Bab Delapan Belas

1.9K 166 4
                                    

Yuhu...
Bab delapan belas is ready to read.
Happy reading!!

***

Riana melajukan mobilnya hingga masuk ke halaman sebuah rumah bergaya Eropa kuno.

Rumah itu berdiri tegak di tengah rimbunan pohon yang menjulang tinggi. Saya tidak habis pikir, ada orang yang mau membangun huniannya di tengah hutan seperti ini. Jauh dari keramaian kota, tanpa ada tetangga di sekitarnya.

Begitu mesin mobil berhenti Riana dan Rean bergegas keluar. Melihat hal itu, saya juga membuka pintu mobil dan keluar.

Riana berdiri di samping saya, menatap saya lekat. Saya tidak tahu apa yang ada di pikirannya saat ini. Rambut blonde sepunggungnya melambai perlahan saat angin menyapa. Ujung rambutnya bahkan menyentuh pelan wajah saya. Meninggalkan jejak aroma jeruk campur mint yang menyegarkan.

Riana terkekeh pelan, meminta maaf saat melihat saya berupaya menyingkirkan ujung rambut Riana dari wajah saya.

“Ini rumah siapa?” tanya saya hati-hati saat Riana mulai melangkah.

Saya menanti jawaban Riana, namun bukannya menjawab, Riana hanya melempar senyum tipis pada saya. Ia mengendikkan bahu, memberi kode agar saya mengikuti langkahnya.

Meski penasaran, saya mengikuti langkah Riana tanpa menaruh curiga.

Sekitar sepuluh langkah menjauhi mobil, Rean menghentikan langkahnya.

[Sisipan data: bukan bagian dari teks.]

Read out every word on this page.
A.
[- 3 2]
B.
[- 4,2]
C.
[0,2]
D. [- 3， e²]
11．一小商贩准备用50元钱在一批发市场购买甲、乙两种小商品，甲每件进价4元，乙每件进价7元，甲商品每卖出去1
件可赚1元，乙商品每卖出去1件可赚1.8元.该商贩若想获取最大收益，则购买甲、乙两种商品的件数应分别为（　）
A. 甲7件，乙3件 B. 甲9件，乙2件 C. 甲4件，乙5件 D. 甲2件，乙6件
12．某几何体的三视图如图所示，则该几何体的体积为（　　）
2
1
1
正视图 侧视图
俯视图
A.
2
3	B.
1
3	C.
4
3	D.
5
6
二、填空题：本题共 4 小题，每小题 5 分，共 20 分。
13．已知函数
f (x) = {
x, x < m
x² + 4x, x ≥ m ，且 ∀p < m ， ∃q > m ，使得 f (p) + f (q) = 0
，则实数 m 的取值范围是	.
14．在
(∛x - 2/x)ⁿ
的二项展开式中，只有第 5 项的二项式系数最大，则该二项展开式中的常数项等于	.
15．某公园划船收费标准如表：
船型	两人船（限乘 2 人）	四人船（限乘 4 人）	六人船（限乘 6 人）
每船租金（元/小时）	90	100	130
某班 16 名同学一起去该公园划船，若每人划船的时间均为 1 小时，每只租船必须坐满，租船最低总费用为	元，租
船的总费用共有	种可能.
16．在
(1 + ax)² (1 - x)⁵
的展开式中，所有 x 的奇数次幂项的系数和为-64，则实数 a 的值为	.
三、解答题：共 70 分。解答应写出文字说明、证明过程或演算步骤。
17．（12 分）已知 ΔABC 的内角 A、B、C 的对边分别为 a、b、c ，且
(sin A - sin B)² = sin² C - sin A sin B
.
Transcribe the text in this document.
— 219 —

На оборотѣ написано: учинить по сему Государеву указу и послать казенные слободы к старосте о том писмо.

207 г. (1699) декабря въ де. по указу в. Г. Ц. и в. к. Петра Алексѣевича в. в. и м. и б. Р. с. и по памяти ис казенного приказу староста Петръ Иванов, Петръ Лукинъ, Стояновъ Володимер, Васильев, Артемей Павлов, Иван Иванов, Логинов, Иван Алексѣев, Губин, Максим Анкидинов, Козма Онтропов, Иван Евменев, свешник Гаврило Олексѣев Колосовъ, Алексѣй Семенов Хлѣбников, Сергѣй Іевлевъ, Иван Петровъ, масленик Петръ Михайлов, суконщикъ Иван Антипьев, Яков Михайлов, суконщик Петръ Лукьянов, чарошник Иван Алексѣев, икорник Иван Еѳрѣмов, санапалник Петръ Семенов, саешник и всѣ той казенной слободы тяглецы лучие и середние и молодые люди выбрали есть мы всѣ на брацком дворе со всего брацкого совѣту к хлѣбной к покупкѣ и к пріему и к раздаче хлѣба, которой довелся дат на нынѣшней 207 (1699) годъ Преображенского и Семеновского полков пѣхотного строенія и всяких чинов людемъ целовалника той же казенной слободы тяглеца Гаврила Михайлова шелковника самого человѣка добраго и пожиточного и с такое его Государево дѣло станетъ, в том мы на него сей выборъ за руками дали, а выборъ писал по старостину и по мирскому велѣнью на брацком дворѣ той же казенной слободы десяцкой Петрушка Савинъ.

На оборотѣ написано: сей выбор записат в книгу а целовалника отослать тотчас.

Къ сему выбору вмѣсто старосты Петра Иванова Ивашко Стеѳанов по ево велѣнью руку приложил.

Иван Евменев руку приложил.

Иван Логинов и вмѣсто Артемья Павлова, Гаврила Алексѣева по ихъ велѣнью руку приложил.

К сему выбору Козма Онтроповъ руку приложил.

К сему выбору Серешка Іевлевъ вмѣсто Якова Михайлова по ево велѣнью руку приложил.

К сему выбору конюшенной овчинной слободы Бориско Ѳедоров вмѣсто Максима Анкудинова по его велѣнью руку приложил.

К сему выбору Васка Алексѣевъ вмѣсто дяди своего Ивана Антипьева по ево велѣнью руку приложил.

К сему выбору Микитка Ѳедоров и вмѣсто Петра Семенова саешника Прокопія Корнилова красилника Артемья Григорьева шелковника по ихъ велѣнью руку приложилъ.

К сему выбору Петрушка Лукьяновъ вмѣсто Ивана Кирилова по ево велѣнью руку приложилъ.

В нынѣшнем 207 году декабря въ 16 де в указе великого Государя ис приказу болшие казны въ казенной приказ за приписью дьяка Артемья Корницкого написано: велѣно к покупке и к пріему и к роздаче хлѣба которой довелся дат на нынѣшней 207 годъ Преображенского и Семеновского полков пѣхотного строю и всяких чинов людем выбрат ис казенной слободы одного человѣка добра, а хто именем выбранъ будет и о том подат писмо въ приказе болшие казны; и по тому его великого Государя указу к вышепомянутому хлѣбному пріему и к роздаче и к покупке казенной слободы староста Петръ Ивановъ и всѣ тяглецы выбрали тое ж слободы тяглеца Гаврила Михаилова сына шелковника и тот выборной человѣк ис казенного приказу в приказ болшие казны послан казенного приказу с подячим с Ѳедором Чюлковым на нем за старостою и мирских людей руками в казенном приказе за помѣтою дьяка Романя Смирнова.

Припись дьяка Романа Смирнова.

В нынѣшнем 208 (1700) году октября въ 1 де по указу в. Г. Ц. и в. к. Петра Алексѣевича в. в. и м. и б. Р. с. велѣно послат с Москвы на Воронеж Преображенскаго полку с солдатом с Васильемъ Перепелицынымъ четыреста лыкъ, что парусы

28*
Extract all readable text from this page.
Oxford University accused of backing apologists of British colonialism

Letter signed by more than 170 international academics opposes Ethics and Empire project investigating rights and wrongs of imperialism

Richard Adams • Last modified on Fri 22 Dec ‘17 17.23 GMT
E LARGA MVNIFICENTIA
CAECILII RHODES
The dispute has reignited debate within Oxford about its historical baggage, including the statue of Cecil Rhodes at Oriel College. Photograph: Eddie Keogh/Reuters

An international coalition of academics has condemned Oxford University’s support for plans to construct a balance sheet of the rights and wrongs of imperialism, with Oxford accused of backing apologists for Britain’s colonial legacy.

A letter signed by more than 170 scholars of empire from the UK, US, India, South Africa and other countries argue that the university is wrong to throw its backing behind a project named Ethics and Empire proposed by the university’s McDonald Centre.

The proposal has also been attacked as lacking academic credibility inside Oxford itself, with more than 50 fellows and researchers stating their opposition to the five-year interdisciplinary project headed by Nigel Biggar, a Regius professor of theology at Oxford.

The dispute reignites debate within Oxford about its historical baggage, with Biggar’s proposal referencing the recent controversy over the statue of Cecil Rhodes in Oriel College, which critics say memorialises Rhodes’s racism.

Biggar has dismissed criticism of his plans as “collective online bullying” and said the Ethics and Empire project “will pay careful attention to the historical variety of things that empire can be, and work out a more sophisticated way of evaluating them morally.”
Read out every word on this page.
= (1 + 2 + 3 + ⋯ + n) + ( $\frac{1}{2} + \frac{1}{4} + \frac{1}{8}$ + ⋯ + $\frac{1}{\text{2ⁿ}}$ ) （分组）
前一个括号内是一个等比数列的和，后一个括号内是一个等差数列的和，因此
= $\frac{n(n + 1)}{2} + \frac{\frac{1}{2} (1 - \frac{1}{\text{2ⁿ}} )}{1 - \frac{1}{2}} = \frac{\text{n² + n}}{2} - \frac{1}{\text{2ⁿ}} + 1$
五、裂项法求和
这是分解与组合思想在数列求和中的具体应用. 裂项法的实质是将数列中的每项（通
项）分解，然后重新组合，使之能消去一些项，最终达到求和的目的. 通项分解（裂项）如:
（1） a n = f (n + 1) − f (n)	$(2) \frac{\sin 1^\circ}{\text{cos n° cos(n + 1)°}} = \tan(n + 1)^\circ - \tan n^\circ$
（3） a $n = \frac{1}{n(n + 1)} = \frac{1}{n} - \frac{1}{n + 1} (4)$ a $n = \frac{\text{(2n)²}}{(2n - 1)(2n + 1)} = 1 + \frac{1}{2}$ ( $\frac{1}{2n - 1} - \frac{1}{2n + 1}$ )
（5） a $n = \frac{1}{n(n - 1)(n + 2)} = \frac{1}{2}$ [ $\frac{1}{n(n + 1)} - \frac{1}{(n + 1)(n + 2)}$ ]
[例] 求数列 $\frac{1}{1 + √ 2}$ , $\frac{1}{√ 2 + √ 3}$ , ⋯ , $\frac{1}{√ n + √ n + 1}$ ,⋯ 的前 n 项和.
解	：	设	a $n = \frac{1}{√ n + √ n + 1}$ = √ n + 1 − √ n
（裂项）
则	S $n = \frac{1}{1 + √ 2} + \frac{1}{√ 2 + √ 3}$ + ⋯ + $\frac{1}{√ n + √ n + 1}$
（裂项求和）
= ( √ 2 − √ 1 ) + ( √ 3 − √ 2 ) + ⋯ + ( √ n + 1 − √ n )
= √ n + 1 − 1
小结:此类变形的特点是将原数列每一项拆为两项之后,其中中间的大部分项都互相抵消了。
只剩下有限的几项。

Ia berbalik, menatap saya dengan kerutan di dahi yang begitu kentara. Lagi, tatapan menilai itu ia lemparkan pada saya.

“Sebelum kamu melangkah jauh, aku harap kamu memilih mundur.”

Setelah mengatakan itu, Rean tersenyum miring. Memutar tubuhnya, menyusul Riana yang entah kenapa sudah berada di depan pintu masuk berukuran besar itu.

Saat ini, ribuan spekulasi bermunculan di kepala saya. Alarm tanda bahaya sudah berbunyi nyaring di benak saya, tapi saya mengabaikannya. Saya yakin, Riana dan Rean bukanlah orang jahat seperti yang sempat saya kira sebelumnya.

Pintu kayu berukuran besar itu perlahan terbuka saat Riana mendorongnya. Gadis itu langsung berjingkat senang saat seorang lelaki bertubuh besar menyambut kedatangan kami. Tepatnya kedatangan Rean dan Riana.

Who is he?” tanya lelaki itu dengan suara serak yang dalam.

Sekilas Riana menoleh ke arah saya sebelum memeluk pinggang lelaki itu.

Our new friend.”

Lelaki itu menatap saya. Jenis tatapan sama yang sedari tadi Rean berikan pada saya.

Rangkulan Riana di pinggang lelaki itu perlahan mengendur dan terlepas saat lelaki itu melangkah menuju saya yang masih berdiri di dekat daun pintu. Kaki panjang lelaki berkulit hitam itu begitu mantap, tanpa gentar sedikit pun.

“John.”

Tidak pernah saya duga, lelaki yang mengaku bernama John itu mengulurkan tangannya pada saya. Saya tatap tangan yang terulur dengan wajah lelaki itu secara bergantian. Meski agak canggung dan ragu, saya mulai menjabat tangan John.

“Satria.”

Setelah jabatan kami terlepas, John menampakkan senyuman samar. Setelah meneliti saya dari ujung kaki ke ujung kepala, John berbalik dan melangkah ke depan.

Saya masih berdiri di tempat semula. Menatap punggung ketiga orang di depan saya yang terasa memiliki aura berbeda dari yang sebelumnya.

Saya menatap sekeliling. Memandang tiap sisi ruangan yang saya duga adalah kamuflase dari sebuah ruang tamu. Di sisi kanan ruangan terdapat perapian yang apabila musim dingin tiba, akan menciptakan kehangatan untuk penghuninya.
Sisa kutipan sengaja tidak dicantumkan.